Cut down on frequent updates to liberal studies textbooks: Consumer Council

Publishers told to avoid current affairs material which will need regular revision so that parents aren't forced to buy new liberal studies books

PUBLISHED : Friday, 15 November, 2013, 4:47am
UPDATED : Friday, 15 November, 2013, 4:47am

Liberal studies textbooks that focus on teaching current affairs require too many revisions because of the fast-moving nature of the content, the consumer watchdog says.

Publishers should exclude such topics from their books instead of using updates as an excuse to make parents spend on new volumes, the Consumer Council advised.

"Current affairs are changing too quickly and it is not right to include them in liberal studies textbooks, which are different from newspapers and magazines," Michael Hui King-man, chairman of the council's publicity and community relations committee, said yesterday.

Liberal studies became compulsory for older secondary pupils in 2009 to develop skills in critical thinking.

The subject has six modules: personal development and interpersonal relationships; Hong Kong today; modern China; globalisation; energy, technology and the environment; and public health. It also covers topics such as the rule of law and Hongkongers' identity.

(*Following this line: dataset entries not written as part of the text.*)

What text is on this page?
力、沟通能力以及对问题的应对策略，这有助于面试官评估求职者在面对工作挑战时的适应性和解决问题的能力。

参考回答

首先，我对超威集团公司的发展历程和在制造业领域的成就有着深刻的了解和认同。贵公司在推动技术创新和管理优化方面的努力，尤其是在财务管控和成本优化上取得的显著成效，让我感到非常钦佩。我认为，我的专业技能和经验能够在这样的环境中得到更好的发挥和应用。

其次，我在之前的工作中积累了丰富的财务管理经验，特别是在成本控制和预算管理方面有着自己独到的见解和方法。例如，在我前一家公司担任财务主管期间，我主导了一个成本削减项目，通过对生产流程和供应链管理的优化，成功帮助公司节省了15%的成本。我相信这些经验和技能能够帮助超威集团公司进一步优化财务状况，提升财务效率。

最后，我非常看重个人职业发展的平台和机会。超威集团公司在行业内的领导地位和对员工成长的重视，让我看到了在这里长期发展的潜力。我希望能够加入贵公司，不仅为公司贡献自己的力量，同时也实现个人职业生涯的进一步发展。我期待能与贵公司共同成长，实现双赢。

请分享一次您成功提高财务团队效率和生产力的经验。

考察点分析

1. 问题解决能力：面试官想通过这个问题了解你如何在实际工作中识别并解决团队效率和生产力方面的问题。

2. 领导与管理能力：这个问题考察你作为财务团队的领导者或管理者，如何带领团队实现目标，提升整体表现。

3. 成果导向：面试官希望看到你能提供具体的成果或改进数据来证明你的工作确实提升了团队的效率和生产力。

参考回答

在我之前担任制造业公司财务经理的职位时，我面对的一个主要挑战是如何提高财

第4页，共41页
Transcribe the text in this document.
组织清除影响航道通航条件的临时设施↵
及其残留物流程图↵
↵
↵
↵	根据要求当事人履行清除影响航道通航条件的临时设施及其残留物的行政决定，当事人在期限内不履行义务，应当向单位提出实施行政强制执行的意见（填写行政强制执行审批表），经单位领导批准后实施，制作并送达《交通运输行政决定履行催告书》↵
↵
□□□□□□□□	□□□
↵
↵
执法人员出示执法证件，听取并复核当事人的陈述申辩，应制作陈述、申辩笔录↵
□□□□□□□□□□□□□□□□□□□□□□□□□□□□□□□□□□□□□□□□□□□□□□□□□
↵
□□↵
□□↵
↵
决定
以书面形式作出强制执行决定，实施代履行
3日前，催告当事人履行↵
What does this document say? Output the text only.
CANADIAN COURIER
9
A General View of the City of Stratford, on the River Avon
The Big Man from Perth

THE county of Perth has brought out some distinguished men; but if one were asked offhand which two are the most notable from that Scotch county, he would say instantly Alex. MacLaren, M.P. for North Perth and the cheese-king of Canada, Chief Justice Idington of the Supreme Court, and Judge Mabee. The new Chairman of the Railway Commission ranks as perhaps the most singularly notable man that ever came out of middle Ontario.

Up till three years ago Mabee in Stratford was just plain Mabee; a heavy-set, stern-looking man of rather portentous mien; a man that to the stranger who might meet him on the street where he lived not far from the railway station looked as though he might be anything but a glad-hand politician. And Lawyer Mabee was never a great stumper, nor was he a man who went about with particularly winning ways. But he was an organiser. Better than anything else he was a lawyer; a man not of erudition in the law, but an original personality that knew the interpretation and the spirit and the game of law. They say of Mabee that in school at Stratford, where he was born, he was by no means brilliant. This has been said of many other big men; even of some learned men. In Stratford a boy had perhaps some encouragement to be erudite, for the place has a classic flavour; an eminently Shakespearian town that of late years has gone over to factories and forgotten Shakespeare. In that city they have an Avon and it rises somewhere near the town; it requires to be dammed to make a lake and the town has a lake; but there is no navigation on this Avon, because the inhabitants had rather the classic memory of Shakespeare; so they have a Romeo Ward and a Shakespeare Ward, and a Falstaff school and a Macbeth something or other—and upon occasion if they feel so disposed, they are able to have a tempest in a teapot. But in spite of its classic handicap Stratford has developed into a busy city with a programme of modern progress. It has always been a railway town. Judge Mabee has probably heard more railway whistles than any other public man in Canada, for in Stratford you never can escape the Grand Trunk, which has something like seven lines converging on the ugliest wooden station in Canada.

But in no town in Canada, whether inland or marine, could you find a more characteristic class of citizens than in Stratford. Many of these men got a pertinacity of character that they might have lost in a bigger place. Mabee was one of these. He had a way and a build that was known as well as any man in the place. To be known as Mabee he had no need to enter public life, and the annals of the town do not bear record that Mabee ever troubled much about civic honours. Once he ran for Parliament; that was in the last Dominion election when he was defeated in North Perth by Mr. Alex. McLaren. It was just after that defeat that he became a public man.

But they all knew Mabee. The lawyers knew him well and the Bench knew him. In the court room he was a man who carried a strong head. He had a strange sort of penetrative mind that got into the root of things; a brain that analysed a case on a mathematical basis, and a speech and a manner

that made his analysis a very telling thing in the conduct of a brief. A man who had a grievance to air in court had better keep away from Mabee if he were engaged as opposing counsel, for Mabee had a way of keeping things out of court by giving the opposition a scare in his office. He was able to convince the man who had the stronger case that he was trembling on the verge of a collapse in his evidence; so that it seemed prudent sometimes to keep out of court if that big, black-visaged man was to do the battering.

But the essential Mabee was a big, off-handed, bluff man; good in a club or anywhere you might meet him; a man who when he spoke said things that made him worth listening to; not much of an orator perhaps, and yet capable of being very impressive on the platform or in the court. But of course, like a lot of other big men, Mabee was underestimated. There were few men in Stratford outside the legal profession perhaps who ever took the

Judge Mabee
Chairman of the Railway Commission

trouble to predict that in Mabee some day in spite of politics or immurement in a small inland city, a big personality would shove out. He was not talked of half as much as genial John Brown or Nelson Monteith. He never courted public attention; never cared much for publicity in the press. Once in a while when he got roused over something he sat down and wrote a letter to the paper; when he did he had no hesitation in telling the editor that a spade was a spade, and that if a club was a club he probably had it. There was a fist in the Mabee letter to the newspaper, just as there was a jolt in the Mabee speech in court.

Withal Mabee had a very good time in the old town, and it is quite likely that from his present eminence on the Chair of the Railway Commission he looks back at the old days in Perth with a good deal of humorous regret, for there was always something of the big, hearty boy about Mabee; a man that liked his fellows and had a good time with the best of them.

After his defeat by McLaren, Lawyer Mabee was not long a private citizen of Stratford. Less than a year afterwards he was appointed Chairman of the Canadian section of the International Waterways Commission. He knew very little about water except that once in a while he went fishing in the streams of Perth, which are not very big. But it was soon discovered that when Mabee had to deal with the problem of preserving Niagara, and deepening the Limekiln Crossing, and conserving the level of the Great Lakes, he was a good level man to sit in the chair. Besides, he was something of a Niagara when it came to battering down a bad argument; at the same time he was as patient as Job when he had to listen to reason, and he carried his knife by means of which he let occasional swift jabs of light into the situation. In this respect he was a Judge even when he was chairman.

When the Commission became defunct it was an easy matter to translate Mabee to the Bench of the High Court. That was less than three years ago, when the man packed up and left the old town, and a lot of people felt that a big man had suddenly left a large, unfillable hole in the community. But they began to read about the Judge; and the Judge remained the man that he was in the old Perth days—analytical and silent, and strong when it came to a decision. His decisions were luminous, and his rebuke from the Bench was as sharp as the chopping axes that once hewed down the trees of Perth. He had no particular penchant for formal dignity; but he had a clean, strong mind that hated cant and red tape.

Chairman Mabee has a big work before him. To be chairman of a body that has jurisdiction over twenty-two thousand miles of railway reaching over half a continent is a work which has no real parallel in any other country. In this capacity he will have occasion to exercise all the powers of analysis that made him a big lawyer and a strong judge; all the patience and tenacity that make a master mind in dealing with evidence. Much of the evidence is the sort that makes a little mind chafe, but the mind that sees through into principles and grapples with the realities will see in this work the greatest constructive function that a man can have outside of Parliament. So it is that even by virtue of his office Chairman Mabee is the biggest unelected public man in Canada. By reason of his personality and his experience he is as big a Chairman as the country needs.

But the Education Bureau does not include books on the subject in its recommended textbook list. This frees publishers from regulations that bar revisions within five years of the launch of the current edition, essentially allowing for frequent updates to the textbooks.

"If incorporating current affairs into a textbook can help educate a concept, it certainly deserves merit," council chief executive Gilly Wong Fung-han said.

"But using the need to update current affairs as an excuse to make parents buy new textbooks at higher costs is not right."

The council conducted an annual survey of 15 textbooks including music, Chinese history, Putonghua and liberal studies.

Overall, five volumes were judged "necessary" for revision because of outdated content, and a further nine were deemed "somewhat necessary".

Among the three liberal studies textbooks, two of them, published by Ling Kee Publishing, were assessed to be "somewhat necessary" for revision.

The third, by Pearson Longman, was in need of a "reprint with amendments".

The council received 11 complaints about textbooks and exercise books last year and 10 complaints the year before.

Professional Teachers' Union president Fung Wai-wah said books on liberal studies were trickier to publish, given that the subject was relatively new and many of its topics required discussion about the latest issues in current affairs.

"Topics such as environmental issues change rapidly," Fung said. "Publishers should think about how to publish a textbook without the facts getting outdated within just a year.

"For fast-changing aspects such as government data or policies, the publisher may want to consider referring to external sources such as government websites to avoid obsolete figures in print."

Fung said it would be ideal to include liberal studies textbooks on the bureau's list so that revisions could be regulated. The bureau said it did not recommend schools use textbooks as the primary learning and teaching resource for liberal studies.